楚含棠渾身一怔,重新閉上嘴,卻見謝似淮已經從地上起來,正在一步一步地朝她靠近。
腦海里的聲音是小了,但仍然在,他走到了房門前,將楚含棠握住,準備將人扯出來那一刻,忽發現那道聲音徹底消失了。
此時此刻謝似淮全身上下都散發著血腥味,她強裝鎮定地看著他。
謝似淮想要掐死楚含棠的力度冷不丁地松懈下來,因長時間沒睡過好覺的眼眶泛著一絲幾近破碎的梅花紅,濃密長睫緩緩地一眨。
在他暈倒之前好像低聲地呢喃了一句,“居然安靜了,好舒服。”
好舒服她不解地眨了眨眼。
楚含棠看著少年清瘦的身子毫無征兆地朝自己倒下。
她下意識地張開雙手環抱住對方,他卻無意識地蹭了蹭她的肩側,皮膚細膩的鼻梁擦過她脖頸,呼吸平緩又清淺。
如若沒了楚含棠這個支撐點,他必然會直接倒地。
謝似淮原本扎著的長發已經在打斗中松了不少,此刻發帶順著漆黑的長發滑落,如綢緞般的青絲傾瀉而下,把半張精致的臉掩蓋。
可楚含棠感到有些微疼,他骨瘦如柴,僅僅是靠著她的身體,便能仿佛感受到他的骨頭硌著自己。
時間似乎靜止了一般。
楚含棠眼睫微微一動,垂下眼看倒在自己懷里閉著雙眸的謝似淮,白衣有著星星點點的血漬,像是梅花在漫天雪山一同綻放著。
推開還是不推開是個好問題。
受過社會主義和諧社會等思想教育的楚含棠決定還是先把人弄上床,好好放著再說,把人直接扔下未免太招仇恨和不道德了。

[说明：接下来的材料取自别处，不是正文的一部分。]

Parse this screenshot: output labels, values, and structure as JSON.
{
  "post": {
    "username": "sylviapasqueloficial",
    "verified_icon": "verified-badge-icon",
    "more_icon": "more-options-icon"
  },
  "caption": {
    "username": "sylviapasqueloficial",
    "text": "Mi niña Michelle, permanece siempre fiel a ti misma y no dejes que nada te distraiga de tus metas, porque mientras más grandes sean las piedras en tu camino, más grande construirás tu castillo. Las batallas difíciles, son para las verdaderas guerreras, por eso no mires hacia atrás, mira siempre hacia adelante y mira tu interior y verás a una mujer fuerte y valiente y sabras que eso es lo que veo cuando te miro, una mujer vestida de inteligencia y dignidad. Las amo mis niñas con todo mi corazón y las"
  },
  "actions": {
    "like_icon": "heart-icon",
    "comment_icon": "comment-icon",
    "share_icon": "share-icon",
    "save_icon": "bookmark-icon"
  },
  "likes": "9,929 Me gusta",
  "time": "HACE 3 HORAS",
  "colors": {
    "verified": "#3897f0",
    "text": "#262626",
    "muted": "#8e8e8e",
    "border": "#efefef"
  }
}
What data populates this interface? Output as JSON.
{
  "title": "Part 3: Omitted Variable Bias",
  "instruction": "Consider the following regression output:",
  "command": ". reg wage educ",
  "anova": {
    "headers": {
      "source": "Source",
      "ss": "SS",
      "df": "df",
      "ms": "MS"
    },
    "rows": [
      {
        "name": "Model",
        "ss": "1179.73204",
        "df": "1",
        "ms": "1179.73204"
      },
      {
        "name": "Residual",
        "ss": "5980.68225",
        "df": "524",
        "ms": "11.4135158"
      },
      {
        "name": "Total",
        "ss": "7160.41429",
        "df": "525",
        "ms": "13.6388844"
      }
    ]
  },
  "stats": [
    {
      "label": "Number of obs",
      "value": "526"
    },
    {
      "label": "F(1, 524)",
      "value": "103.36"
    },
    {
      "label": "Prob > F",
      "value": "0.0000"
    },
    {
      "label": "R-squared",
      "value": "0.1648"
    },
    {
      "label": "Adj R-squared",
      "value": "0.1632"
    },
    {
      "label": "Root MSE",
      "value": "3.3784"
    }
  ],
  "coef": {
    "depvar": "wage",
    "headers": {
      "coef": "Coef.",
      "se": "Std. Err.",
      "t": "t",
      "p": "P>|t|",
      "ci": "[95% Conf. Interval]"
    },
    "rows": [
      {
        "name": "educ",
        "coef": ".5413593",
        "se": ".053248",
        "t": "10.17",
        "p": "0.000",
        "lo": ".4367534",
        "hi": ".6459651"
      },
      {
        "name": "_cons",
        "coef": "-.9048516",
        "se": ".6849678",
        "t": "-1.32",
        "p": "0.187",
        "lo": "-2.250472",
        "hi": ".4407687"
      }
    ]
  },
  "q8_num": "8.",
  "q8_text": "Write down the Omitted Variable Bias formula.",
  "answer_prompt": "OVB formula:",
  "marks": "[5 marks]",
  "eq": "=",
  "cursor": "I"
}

誰知道謝似淮后面醒過來會不會記得他暈倒前是在她面前。
想到此處,楚含棠還是決定不要冒險,連拽帶半抱地把謝似淮扶進自己的房間,主要是他的房間離她這里太遠了。
楚含棠很有自知之明,知道自己不可能把謝似淮送回他的房間,即使有的男性很瘦,但骨架子還是會比女性重上不少的。
最重要的是也不是她拖不動謝似淮,還是那句話他骨頭太硌人了。
歷經千辛萬苦把謝似淮帶回她的床,楚含棠累到直接在床邊坐下歇一會兒了。
等喘過氣,她走去窗前把窗關上,再走到房門口看一眼,確定不再有人過來想殺他們才放下心來。
謝似淮要是早點兒暈了過去,楚含棠都得嚇半死,她又打不過這些人,而且池堯瑤和白淵他們又不按照原計劃行事,不知在何處。
楚含棠回頭看躺在床上安靜睡著的謝似淮,然后走出房間。
她現在得去找池堯瑤,需要知道他們遇到了什么事,因為女主不可能把自己和謝似淮扔下,跟其他人一起逃跑了。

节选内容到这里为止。